2. Mediopadana Station, Italy – Considered to be a unique piece of art, the Mediopadana Station is structurally made up of 457 steel frames spaced around one metre apart. A curving longitudinal beam that partially supports each of the ribs is erected every 25 metres using a composite concrete and steel column, to add extra strength to the structure.
3. VI Courtscraper, USA– The design of VI Courtscraper is an eclectic combination of the perimeter blocks found in Europe and a typical American highrise. The building’s 450-foot northeast peak maximises the number of apartments while subtly guarding the river views of the Helena Tower next door. From the west, it resembles a warped pyramid or a hyperbolic paraboloid. From the east, the Courtscraper appears to be a narrow spire.

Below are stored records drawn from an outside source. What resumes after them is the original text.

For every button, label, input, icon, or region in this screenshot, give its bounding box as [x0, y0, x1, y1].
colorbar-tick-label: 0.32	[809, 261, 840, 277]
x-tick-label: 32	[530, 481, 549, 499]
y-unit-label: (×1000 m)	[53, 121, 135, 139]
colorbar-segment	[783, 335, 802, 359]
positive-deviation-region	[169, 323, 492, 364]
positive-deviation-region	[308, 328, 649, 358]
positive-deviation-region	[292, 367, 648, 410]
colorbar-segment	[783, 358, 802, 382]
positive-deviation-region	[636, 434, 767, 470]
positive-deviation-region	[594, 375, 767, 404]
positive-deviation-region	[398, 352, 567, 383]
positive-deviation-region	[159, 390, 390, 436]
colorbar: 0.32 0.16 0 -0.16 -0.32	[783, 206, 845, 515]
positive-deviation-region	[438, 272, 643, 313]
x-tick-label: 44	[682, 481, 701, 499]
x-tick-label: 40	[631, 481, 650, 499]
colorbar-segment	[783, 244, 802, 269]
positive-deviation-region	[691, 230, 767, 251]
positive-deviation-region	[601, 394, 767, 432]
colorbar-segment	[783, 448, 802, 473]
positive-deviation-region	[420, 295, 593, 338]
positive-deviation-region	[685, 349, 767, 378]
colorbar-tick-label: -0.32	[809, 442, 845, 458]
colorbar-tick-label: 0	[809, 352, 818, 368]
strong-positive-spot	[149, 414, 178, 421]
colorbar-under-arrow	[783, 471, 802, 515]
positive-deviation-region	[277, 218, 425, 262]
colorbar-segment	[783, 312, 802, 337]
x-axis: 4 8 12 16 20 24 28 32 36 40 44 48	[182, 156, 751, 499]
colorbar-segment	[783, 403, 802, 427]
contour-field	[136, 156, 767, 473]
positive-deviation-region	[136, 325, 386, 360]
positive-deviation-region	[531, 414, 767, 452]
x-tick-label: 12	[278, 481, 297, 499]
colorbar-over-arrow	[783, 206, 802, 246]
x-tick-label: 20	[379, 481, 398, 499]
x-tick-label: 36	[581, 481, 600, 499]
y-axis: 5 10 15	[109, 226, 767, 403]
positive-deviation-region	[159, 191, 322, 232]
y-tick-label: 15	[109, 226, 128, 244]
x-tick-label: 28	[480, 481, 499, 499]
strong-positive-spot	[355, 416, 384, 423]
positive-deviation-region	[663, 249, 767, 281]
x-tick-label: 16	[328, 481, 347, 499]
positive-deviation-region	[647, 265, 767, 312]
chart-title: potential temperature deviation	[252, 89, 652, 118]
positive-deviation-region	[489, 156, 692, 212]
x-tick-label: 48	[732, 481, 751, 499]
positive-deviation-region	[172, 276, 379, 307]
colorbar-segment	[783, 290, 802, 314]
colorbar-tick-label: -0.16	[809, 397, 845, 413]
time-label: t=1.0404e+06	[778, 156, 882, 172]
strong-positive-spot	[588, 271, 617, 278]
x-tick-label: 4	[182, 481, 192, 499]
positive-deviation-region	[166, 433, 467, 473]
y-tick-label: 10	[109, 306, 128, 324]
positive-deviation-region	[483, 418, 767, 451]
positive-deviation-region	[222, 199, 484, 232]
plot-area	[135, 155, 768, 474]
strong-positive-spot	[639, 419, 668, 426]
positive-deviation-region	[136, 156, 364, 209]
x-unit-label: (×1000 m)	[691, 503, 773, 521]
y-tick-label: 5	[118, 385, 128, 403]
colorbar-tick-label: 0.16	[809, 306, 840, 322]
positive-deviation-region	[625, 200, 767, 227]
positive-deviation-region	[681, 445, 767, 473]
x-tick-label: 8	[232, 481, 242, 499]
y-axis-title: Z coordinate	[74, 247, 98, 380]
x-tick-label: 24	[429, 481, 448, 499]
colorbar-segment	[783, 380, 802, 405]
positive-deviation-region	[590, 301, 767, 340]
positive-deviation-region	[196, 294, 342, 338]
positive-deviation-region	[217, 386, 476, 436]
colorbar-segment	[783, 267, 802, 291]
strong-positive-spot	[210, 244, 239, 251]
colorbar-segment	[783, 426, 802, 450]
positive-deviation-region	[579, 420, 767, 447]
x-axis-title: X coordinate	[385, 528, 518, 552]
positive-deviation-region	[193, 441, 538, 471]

4. Nakaaoki Branch, Japan- The Nakaaoki Branch is located near a busy junction with heavy traffic. The façade was designed to have a rhythmic expression that changes as people view it from different perspectives. The façade is made up of four cubes of varying depths. The colours on the front or sides of these cubes are each unique, and as the viewer’s viewpoint changes, the colours move or overlap. Small elevated gardens with olive trees and other seasonal flowers like marigolds and lavender are planted inside each of the 12 cubes to symbolise the changing seasons in nature.
5. Antwerp Port House, Belgium- The building has no traditional facade due to its waterfront setting, but all the four elevations provide a great look to the structure. The tower’s original function as a sizable, imposing extension of the fire station was further highlighted by the seamless fusion of modern construction and an old construction that lies near the bottom.
6. VM Houses, Denmark – The VM Houses feature two residential buildings named V and M, based on how they appear when viewed from the air. With glass façades framed by wood and bold, triangular balconies protruding out, the design of the blocks offers a combination of serenity, solitude, and daylight. Every apartment gets diagonal views of the vast surrounding fields, unobstructed by a vis-à-vis with the neighbour. Every flat has a double-height room to the north, and they all offer wide panoramic views to the south.
7. The Broad Museum, USA- Its huge, opaque mass, which floats in the centre of the framework is one of the strongest identity points of this museum. The carvings on the building’s hovering underbelly provide the perfect top view for the lobby below and the public walkways. Another key attraction of the building is its honeycomb-like exterior construction that encircles the block-long building and provides filtered natural light. The museum’s “veil” rises at the corners to let visitors into the bustling lobby.
8. AL Bahar Towers, Abu Dhabi– These two adjacent towers in Abu Dhabi have responsive façades that are inspired by the “mashrabiya,” an Islamic shade arrangement system. The Masharabiya shading system for the 145-metre towers provides a terrific transparent look from the outside. By employing a parametric description for the geometry of the actuated façade panels, the team was able to reproduce how the panels behave in response to solar exposure and changing incidence angles throughout the year.
9. Bund Finance Center, China – A moving curtain surrounds the building and shifts to reveal the stage on the balcony and views of the Pudong district in Shanghai. The façade is inspired by the traditional Chinese bridal headdress, and uses a three-track arrangement and layers of 675 distinct magnesium alloy “tassels”.
10. Elbphilharmonie Hamburg- A well-known landmark in Hamburg, the Elbphilharmonie gives the city’s distinctively horizontal architecture a completely new vertical touch. The glass façade, which is mostly made up of curved panels, some of which have apertures carved out of them, to create a stunning visual image as it picks up reflections of the city, the river, and the sky.
From the Soumaya Museum’s mirrored-steel skin to the Mediopadana Station’s curving steel ribs, these buildings show how creative and innovative architects can be when it comes to designing façades.